Research Interests

The broad interest of the Horstick lab is to capitalize on the strengths of the zebrafish model system to elucidate the molecular cues and the neural framework that establishes sensorimotor functions in the brain. These investigators are crucial to understand how organisms respond to the environment with the appropriate responses. We utilize diverse techniques to dissect molecular and circuit functions in the brain including: molecular genetic techniques, CRISPR, functional imaging, next-gen sequencing and behavioral analysis.

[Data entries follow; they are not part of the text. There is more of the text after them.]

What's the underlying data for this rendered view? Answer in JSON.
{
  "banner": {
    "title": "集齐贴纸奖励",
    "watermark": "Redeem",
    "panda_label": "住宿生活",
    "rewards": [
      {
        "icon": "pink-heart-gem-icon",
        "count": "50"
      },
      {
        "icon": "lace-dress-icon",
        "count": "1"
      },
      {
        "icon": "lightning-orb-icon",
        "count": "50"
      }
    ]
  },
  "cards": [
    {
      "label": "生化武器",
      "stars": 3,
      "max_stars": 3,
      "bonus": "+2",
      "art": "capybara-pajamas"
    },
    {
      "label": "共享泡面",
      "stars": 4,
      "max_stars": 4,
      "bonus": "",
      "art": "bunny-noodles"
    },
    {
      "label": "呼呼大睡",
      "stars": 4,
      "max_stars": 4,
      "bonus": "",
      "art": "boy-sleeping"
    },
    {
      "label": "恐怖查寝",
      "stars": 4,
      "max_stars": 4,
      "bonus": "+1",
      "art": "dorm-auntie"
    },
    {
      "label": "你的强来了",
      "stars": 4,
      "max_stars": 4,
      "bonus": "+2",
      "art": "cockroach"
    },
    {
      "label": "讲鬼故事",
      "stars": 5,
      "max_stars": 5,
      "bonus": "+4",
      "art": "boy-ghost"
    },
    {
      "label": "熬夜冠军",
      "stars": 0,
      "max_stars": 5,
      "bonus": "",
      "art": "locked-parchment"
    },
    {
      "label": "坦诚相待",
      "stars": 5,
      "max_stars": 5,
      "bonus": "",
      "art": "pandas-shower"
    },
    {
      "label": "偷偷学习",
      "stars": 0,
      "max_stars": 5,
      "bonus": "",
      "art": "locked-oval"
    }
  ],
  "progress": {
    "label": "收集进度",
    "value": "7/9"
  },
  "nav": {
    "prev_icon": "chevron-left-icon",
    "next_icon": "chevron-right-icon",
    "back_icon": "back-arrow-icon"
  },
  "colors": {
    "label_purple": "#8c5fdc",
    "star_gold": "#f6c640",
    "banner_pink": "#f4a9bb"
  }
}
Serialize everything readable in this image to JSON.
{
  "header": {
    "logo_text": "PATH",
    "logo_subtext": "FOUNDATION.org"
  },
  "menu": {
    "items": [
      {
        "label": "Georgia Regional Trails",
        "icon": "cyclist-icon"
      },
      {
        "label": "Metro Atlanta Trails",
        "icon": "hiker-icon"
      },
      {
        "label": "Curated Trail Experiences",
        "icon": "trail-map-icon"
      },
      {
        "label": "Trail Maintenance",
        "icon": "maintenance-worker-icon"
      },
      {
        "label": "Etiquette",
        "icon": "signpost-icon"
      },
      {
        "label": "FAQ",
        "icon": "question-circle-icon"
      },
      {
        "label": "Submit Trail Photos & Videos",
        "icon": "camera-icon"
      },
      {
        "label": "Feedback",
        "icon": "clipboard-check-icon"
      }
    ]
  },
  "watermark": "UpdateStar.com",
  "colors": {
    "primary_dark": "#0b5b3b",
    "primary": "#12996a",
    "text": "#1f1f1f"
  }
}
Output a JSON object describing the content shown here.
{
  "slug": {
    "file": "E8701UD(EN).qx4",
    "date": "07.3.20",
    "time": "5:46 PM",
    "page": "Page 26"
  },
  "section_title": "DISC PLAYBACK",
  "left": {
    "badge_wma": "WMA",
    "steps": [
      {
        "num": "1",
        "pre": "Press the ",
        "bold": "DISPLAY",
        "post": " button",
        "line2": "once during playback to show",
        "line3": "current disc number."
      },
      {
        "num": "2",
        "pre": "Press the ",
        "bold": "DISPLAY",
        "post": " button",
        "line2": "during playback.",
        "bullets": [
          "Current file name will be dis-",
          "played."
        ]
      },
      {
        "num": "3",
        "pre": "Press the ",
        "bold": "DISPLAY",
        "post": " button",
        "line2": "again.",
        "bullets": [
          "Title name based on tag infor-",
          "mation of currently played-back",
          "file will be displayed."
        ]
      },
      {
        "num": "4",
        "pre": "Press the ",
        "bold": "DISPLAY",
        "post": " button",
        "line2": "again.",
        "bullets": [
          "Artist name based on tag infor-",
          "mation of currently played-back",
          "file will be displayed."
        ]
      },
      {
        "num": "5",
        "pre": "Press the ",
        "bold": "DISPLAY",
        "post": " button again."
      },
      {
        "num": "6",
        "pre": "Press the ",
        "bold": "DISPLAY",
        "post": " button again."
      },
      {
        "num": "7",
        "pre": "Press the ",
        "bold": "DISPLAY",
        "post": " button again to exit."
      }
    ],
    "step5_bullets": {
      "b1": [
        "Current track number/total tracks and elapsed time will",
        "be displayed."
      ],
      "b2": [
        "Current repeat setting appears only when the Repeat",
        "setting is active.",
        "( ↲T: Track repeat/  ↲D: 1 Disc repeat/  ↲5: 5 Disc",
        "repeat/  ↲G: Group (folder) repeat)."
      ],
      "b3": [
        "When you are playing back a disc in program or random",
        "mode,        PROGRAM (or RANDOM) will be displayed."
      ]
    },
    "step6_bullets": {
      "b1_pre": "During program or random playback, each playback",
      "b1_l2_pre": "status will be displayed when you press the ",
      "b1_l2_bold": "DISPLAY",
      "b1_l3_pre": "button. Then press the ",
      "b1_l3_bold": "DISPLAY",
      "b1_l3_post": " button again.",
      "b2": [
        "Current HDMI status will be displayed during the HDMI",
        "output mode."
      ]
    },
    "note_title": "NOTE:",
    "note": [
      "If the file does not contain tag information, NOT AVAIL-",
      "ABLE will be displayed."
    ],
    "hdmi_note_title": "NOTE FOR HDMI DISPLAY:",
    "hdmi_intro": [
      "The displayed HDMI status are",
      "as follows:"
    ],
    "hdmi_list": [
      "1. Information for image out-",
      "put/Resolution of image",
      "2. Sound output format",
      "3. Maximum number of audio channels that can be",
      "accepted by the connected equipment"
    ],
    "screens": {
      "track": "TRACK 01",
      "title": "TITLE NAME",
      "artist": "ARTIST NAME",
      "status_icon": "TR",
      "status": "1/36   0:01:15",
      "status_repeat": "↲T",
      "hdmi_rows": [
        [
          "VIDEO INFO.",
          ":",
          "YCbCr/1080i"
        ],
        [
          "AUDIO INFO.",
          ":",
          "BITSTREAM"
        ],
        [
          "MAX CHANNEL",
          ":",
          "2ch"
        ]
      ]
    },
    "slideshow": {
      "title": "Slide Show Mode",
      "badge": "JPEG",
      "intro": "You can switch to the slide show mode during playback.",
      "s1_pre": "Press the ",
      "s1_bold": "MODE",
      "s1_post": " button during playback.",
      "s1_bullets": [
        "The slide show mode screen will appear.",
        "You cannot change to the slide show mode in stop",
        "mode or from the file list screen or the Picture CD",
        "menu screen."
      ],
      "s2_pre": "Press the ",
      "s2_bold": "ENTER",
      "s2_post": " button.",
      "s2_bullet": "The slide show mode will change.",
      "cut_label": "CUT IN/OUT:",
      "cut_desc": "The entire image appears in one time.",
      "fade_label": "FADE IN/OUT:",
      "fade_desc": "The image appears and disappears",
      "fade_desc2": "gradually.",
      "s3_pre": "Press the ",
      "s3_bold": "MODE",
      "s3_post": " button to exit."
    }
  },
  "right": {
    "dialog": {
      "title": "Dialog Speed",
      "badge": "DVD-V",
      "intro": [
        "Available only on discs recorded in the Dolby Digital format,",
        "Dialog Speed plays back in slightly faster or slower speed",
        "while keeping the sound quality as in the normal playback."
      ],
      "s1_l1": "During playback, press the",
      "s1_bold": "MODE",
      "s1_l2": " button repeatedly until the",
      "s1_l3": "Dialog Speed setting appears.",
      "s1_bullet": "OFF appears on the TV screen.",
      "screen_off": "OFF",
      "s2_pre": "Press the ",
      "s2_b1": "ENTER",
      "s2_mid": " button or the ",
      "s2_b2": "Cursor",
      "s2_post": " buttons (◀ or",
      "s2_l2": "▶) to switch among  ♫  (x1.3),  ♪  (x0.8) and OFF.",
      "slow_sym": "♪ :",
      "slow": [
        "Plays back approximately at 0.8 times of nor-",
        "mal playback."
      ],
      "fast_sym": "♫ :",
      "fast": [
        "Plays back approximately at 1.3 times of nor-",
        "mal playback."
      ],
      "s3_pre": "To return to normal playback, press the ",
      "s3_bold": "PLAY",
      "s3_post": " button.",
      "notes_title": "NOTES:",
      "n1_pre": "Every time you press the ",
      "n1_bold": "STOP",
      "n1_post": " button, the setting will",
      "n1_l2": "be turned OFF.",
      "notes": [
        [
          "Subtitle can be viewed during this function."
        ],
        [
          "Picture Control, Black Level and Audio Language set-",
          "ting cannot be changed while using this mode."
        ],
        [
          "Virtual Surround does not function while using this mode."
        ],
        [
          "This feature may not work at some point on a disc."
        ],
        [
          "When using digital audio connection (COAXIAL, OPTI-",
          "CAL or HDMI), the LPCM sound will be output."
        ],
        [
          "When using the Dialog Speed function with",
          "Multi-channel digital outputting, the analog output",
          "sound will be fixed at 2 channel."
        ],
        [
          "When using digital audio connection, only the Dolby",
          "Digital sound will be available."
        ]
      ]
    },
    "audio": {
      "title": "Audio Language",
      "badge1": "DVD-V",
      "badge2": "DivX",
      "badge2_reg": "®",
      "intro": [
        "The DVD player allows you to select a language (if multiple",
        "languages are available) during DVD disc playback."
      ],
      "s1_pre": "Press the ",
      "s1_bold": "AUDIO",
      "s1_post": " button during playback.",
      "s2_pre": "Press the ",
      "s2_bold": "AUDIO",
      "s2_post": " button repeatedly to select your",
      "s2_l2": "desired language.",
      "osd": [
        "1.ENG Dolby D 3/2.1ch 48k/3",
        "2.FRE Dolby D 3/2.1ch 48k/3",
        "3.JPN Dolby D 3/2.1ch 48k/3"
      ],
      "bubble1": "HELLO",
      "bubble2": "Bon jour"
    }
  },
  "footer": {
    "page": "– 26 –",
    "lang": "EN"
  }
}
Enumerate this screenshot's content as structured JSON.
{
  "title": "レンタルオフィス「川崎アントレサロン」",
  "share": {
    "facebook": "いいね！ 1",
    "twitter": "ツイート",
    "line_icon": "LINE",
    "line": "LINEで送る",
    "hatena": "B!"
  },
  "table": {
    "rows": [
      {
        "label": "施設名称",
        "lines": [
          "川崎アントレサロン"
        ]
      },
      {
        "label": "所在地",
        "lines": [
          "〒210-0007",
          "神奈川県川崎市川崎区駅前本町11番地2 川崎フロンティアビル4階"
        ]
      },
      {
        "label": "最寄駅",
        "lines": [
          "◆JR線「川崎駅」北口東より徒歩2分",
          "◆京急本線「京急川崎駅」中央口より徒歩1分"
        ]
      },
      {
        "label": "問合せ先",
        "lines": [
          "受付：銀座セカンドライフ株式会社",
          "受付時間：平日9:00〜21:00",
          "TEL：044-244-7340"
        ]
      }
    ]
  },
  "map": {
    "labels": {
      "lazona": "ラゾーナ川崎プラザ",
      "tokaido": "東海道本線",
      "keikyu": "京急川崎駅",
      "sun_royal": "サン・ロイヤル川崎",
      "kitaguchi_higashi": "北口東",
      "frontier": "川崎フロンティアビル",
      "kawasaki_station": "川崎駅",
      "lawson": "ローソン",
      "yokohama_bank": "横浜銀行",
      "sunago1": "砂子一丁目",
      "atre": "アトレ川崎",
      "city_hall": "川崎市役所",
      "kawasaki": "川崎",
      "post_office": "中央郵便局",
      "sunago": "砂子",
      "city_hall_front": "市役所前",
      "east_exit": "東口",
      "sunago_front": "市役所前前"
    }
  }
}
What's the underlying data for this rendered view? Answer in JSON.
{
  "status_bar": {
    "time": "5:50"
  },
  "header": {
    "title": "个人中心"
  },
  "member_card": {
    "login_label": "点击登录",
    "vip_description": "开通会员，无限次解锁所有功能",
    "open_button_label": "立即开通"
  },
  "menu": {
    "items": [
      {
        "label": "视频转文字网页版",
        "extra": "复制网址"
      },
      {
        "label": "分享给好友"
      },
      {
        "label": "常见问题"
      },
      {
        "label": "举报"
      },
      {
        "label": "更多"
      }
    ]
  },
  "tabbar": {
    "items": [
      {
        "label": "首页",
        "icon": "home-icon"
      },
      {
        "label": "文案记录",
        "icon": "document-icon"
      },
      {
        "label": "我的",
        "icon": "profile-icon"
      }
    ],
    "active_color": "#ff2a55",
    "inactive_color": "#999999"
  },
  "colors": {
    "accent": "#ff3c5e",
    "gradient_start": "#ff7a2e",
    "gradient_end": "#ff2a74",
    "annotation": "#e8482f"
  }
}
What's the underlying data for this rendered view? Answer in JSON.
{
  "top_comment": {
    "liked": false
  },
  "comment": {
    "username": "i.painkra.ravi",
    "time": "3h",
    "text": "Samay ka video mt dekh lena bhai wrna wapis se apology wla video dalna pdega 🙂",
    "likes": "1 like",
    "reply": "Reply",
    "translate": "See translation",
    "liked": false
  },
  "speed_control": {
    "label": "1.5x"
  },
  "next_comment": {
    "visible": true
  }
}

Two current areas of investigation:
1. Circuit and molecular mechanisms of sensory-dependent plasticity:
    During early development, restricted developmental windows known as critical periods exhibit heightened plasticity and responsiveness to sensory input. Sensory input during critical periods refines sensory processing, and disruptions can lead to sustained defects associated with numerous neuropsychiatric disorders. Recently, subcortical modulation of critical periods has been described, challenging decades of cortex-centric dogma. We developed a zebrafish model of visual critical period plasticity providing a unique sub-cortical model to describe neuron-level mechanisms of sensory-dependent plasticity. We will leverage this model to identify how sensory-input modulates circuit and molecular mechanisms to regulate critical periods and neural plasticity.

2. Understanding how hemispheric differences in the brain modulate behavior:
      In nearly all bilateral organisms significant left/right asymmetries, in both activity and structure, are observed in the central nervous system. Similarly, intrinsic behavioral asymmetries are observed throughout vertebrates and invertebrates; behaviors comparable to human handedness. These intrinsic behavioral biases represent a salient form of individual variation, which impacts how organisms interacts with nearly all features of their environment and populations evolution in ever changing environments. However, the molecular cues and neural substrates that establish functional left/right asymmetries in the brain are very poorly understood. This gap in knowledge is significant as a growing body of evidence demonstrates that the strength of lateralization within specific brain regions can correlate to performance efficiency and in humans, brain asymmetries are dramatically reduced in numerous neuropsychiatric disorders. Understanding how left/right patterning occurs in the brain is a fundamental component in elucidating the basis of individual variability, behavioral performance, and neuropsychiatric pathogenesis.


 Picture
3D rendering of a unilateral set of neurons and projections that partially establish a necessary circuit for intrinsic motor bias in larval zebrafish.